# 6x2x2 vivarium background project



## Becky Wheeler (Jun 15, 2006)

Hiya peeps!

I'm currently working on my 6x2x2 viv for my Boa Pandora. Here's a recap of the other background i've done in the past:

http://www.reptileforums.co.uk/forums/habitat/421401-alchemy-viv-project.html

http://www.reptileforums.co.uk/forums/habitat/415620-another-skully-background-anyone.html

http://www.reptileforums.co.uk/forums/habitat/384239-pimp-my-viv-making-rock.html

http://www.reptileforums.co.uk/forums/habitat/234113-making-vivarium-rock-background-5.html

Right back to the main topic! I started last week on this 6x2x2 vivarium background for Pandora. Now she's not at adult size yet but growing fast!. 

Unfortunately This is nothing exciting and a bit plain but I could not do a lot with this viv as Pandora is going to need loads of floor space once fully grown.

Started off by placing sheets of poly on the back, sides and floor. The started cutting shapes out and sticking these down with a transparent silicone. A few hours later I added the 1st layer of grout.










And then a 2nd layer

















And then a 3rd and final.

















Now on this side I have made a ramp and have the perfect sized container as a bath!

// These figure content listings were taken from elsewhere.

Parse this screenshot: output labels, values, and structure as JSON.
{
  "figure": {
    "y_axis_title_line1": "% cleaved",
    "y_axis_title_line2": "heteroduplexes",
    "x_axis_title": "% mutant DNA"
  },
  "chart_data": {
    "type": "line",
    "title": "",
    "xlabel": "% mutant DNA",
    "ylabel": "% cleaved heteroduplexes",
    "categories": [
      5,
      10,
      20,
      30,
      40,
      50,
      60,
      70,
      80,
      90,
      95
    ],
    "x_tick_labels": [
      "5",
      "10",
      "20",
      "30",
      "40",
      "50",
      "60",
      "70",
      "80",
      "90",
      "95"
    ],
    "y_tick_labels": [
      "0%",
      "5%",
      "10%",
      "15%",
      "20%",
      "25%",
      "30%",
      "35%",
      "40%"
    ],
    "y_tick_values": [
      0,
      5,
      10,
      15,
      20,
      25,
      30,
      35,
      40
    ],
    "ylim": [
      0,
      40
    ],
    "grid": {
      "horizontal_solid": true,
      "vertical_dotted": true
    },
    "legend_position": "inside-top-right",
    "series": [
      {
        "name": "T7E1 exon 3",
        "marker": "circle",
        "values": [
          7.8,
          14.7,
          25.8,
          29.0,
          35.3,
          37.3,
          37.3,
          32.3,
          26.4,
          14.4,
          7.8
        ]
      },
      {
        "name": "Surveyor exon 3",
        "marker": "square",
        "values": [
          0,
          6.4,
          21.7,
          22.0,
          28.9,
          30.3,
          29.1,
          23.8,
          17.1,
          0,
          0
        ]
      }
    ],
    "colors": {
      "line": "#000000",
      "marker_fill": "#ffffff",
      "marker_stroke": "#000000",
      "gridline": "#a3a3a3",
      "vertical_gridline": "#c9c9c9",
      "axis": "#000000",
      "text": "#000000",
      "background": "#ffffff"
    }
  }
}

Once dried out I then got down to the painting! I started off with a dark grey (2 coats) and then moved onto a lighter grey using the dry brushing technique and then used a white ontop and again using the dry brushing technique.

Once all finished I used a couple of coats of varnish and this is the end result The viv looks a bit white cos the varnish is still wet and dries transparent. All I need to do now is decorate it with some plants, subtrate and branches. And then get the temps right before Pandora moves in and of course I need to buy a light guard! Very important!.


























More pics to follow once it's all finally finished.


----------



## Becky Wheeler (Jun 15, 2006)

YouTube - Pandora's new 6x2x2 custom vivarium

This is the finished result! Needs more plants though.


----------



## Carlos (Jul 28, 2009)

did yuu poly the floor b4 groutin ???


----------



## LIZARD (Oct 31, 2007)

i like it! Yea it would look better with more plants but its still cool:2thumb:


----------



## Pendragon (Dec 8, 2008)

Needs a skull or two :whistling2:

Looking good : victory:

Jay


----------



## Becky Wheeler (Jun 15, 2006)

Carlos said:


> did yuu poly the floor b4 groutin ???


Hiya yes I put down poly sheets before I grouted and then while the grout was still wet I went over it with a little water to smooth it out.

I did'nt want to over do it on this viv cos later on Pandora is gonna need all the room she can get and for a 14 month old boa she is a big girl already measuring at just over 4 and a half foot.


----------



## lee birtles (Jan 30, 2011)

*hi*

hi i have been looking for instructions on how to do this myself, this is the best so far, all i need to know now is what paint should i use and what varnish as i dont want to poison my beardie by using something harmfull, also need the time and artistic infulance but im sure that will come, if you could help in anyway that would be great, cheers Lee


----------



## Becky Wheeler (Jun 15, 2006)

Hi Lee,

Any water based paint will do mate and I use polyvine varnish but that's my prefence.

I also have a youtube channel that should help you out.

YouTube - Beckywheeler's Channel


----------



## snowgoose (May 5, 2009)

Looks nice Becky,

Just wondering what happens to the back of the poly' ?

Does that just get siliconed to the back with a bead going along the top to ensure it's waterproof or grouted and slotted into place or just left?


----------